Biagio Ciccone, segretario generale della UIL Pensionati Campania, scrive a Vincenzo De Luca in merito a quella che definisce una “strage di anziani nelle case di riposo ormai sotto gli occhi di tutti“.

Siamo tutti ben consapevoli che ciò è dipeso dalla mancata adozione delle più banali cautele che l’accertata e dichiarata pandemia richiedeva, per contenere la diffusione del virus – scrive -. Adesso l’Italia intera piange la morte silenziosa di tantissimi anziani, rendendosi conto che, in alcuni territori del nostro Paese, è venuto a crearsi un vuoto generazionale, i cui effetti peseranno su tante e tante famiglie e, soprattutto, sulle nuove generazioni“.

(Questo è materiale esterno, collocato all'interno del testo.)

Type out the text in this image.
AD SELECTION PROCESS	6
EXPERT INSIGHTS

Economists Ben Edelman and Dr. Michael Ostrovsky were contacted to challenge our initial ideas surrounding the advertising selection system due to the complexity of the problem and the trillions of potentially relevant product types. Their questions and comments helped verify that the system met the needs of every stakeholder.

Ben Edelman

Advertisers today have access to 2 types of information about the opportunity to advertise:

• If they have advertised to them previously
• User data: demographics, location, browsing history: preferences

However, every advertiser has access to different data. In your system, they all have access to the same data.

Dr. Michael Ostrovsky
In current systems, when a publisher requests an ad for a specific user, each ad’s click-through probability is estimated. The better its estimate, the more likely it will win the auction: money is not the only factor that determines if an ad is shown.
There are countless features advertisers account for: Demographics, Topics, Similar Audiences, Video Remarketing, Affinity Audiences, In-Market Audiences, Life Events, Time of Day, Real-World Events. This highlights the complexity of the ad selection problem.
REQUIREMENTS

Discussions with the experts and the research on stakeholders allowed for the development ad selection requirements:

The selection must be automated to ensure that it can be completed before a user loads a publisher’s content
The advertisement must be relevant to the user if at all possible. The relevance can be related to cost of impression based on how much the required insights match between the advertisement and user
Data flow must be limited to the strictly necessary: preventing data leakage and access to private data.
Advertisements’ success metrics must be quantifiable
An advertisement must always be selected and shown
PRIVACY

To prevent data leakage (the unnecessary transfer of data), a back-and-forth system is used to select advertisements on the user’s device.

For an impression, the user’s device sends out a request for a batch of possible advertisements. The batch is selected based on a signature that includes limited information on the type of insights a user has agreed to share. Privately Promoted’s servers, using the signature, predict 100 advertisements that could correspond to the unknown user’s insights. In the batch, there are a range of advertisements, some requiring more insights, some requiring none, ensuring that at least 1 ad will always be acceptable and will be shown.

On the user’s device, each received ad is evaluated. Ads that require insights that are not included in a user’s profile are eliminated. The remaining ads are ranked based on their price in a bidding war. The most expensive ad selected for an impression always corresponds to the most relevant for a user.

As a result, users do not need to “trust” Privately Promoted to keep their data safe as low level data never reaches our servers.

Adesso le Istituzioni intervengono – prosegue Ciccone -. Parte la magistratura per accertare le colpe delle morti silenziose. La Polizia Giudiziaria esegue, sequestrando cartelle e acquisendo le generalità dei responsabili delle strutture interessate dal maggior numero di decessi. Si muove pure qualche Regione per fare oggi quei controlli che avrebbe dovuto fare in passato. Con il Governo impegnato a pensare alla ripresa del Paese, nessuno però si preoccupa dei sopravvissuti, ossia degli anziani che stanno ancora nelle case di cura e che sono circa 300mila su tutto il territorio nazionale. Evidentemente, si ritiene che spetti alle strutture in questione, prevalentemente private, adottare tutte le misure per prevenire altri decessi“. Ciccone sottolinea che gli operatori sono costretti a lavorare in condizioni estreme, dovute anche alle difficoltà che si riscontrano nel reperire mascherine e indumenti protettivi e che per evitare il contagio è fondamentale che vengano dotati di tutti gli strumenti di protezione per tutelare sia la propria salute sia quella degli anziani che devono accudire.

Anche la Regione Campania, – continua – sino ad oggi attenta a prendere provvedimenti per contenere la crisi sanitaria e sociale, è rimasta inerte, nonostante le richieste di aiuto avanzate da più parti, oltre che dalle stesse Associazioni delle Strutture per la terza età. Appelli diretti ad ottenere essenzialmente due cose: in primo luogo, l’esecuzione, anche in assenza di specifiche sintomatologie, di tamponi a tutti i dipendenti impegnati nelle strutture e a tutti gli anziani ospiti; in secondo luogo, canali preferenziali per la fornitura o l’acquisto di materiale di prevenzione al contagio. La situazione di fragilità che ha interessato finora le RSA, oltre che gli istituti che accolgono anziani e disabili, non scomparirà nella fase due. Francamente, ci preoccupa questa inerzia della Regione, che, pur se in ipotesi giustificata dalla natura giuridica delle case di riposo, certamente non si concilia con il primario interesse alla vita, al diritto alla salute per tutti e dunque anche di soggetti, per giunta deboli, rimasti a casa (nelle case di riposo, appunto)“.

L’appello è che “la Regione Campania dia concrete risposte alle richieste avanzate per le strutture in questione, adottando subito provvedimenti che consentano di evitare ulteriori contagi e rinviando a dopo la crisi la sistemazione di eventuali aspetti burocratici ed economici con le Strutture per anziani. Il Paese sta piangendo già troppe morti silenziose. Evitiamo di doverne piangere altre e, per giunta, con la consapevolezza di non averle evitate per mere questioni burocratiche“.